For the second time in less than a month, Apple is angering the iPhone community. This time over the latest iPhone firmware update. As promised (maybe threatened is a better word), the update had the effect of disabling iPhone’s unlocked using either the free solutions created by the iPhone Dev Team or the commercial iPhoneSIMFree. In a number of cases the unlocked devices appear to be remaining inoperable even if a valid AT&T SIM card is inserted.

The story doesn’t stop there, however. The update also disables all other iPhone hacks, including so-called native applications, the ability to use ringtones created with third-party tools, and the ability to use the device as a portable drive. Unlike with previous updates, the encryption method used to lock down the iPhone appears to be much stronger, making jail-braking an iPhone and installing any non-Apple software impossible (for the moment at least).

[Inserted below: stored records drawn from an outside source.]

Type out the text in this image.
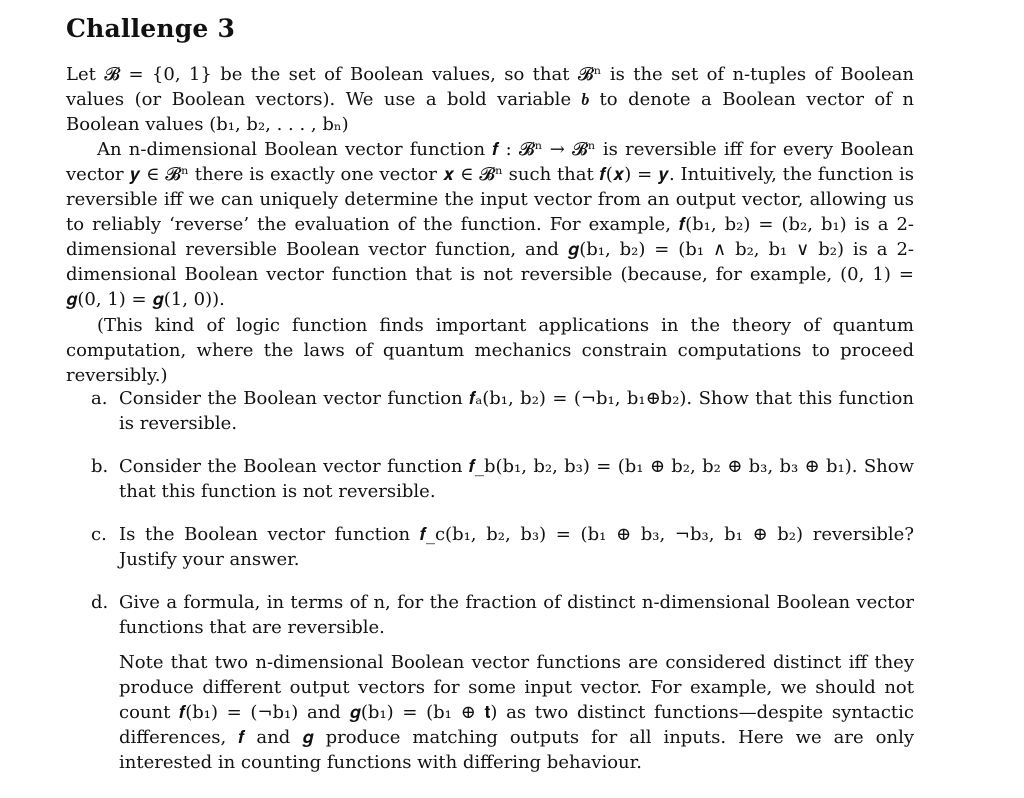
Challenge 3
Let 𝓑 = {0, 1} be the set of Boolean values, so that 𝓑ⁿ is the set of n-tuples of Boolean values (or Boolean vectors). We use a bold variable 𝒃 to denote a Boolean vector of n Boolean values (b₁, b₂, . . . , bₙ)
An n-dimensional Boolean vector function 𝒇 : 𝓑ⁿ → 𝓑ⁿ is reversible iff for every Boolean vector 𝒚 ∈ 𝓑ⁿ there is exactly one vector 𝒙 ∈ 𝓑ⁿ such that 𝒇(𝒙) = 𝒚. Intuitively, the function is reversible iff we can uniquely determine the input vector from an output vector, allowing us to reliably ‘reverse’ the evaluation of the function. For example, 𝒇(b₁, b₂) = (b₂, b₁) is a 2-dimensional reversible Boolean vector function, and 𝒈(b₁, b₂) = (b₁ ∧ b₂, b₁ ∨ b₂) is a 2-dimensional Boolean vector function that is not reversible (because, for example, (0, 1) = 𝒈(0, 1) = 𝒈(1, 0)).
(This kind of logic function finds important applications in the theory of quantum computation, where the laws of quantum mechanics constrain computations to proceed reversibly.)
a. Consider the Boolean vector function 𝒇ₐ(b₁, b₂) = (¬b₁, b₁⊕b₂). Show that this function is reversible.
b. Consider the Boolean vector function 𝒇_b(b₁, b₂, b₃) = (b₁ ⊕ b₂, b₂ ⊕ b₃, b₃ ⊕ b₁). Show that this function is not reversible.
c. Is the Boolean vector function 𝒇_c(b₁, b₂, b₃) = (b₁ ⊕ b₃, ¬b₃, b₁ ⊕ b₂) reversible? Justify your answer.
d. Give a formula, in terms of n, for the fraction of distinct n-dimensional Boolean vector functions that are reversible.
Note that two n-dimensional Boolean vector functions are considered distinct iff they produce different output vectors for some input vector. For example, we should not count 𝒇(b₁) = (¬b₁) and 𝒈(b₁) = (b₁ ⊕ 𝐭) as two distinct functions—despite syntactic differences, 𝒇 and 𝒈 produce matching outputs for all inputs. Here we are only interested in counting functions with differing behaviour.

Some users who had hacked, but not unlocked their iPhones are also reporting that their phones have become as inoperable as those who had unlocked the device. Even users who have made no modifications whatsoever have also reported that the update bricked their iPhones. Apple is standing firm in refusing to help anyone that appears to have modified their iPhones in any way (no word yet on how users who didn’t modify their phones are being treated).

The general consensus is that users who have in any way modified their iPhone should not update it. If you need to restore your iPhone using an earlier firmware version or if you have upgraded and need to downgrade, there is some information available from iPhone Atlason how to proceed. Gizmodo also has a report on getting an unlocked iPhone working after the update.

The results of this fiasco could be far-reaching. Apple’s hard-line approach isn’t likely to go down easy with users who seemed to be given the green light to modify (if not unlock) their iPhones by an Apple executive last month. The potential mis-quote of an Apple spokesperson that owners of bricked iPhones should “purchase a new iPhone” is also not going to calm anyone’s nerves.

If Apple doesn’t respond to the situation, it could lead to decreased sales, especially as other smartphone manufacturers develop ads pointing out Apple’s handling of the situation. Nokia has already begun an “Open to Anything” ad campaign in response to Apple’s actions.

Some iPhone users are calling for a class-action lawsuit. Such a lawsuit would target three different classes: those who have unlocked their iPhone (there is still some debate over the legality of doing this, though unlocking a mobile phone is one of the exemptions to the digital millennium copyright act), those who have modified the phone to act as a strorage devices, and those who have not modified their iPhone. Regardless of the results of the lawsuit, the bad publicity would ultimately have an impact on how Apple and the iPhone are perceived by the public.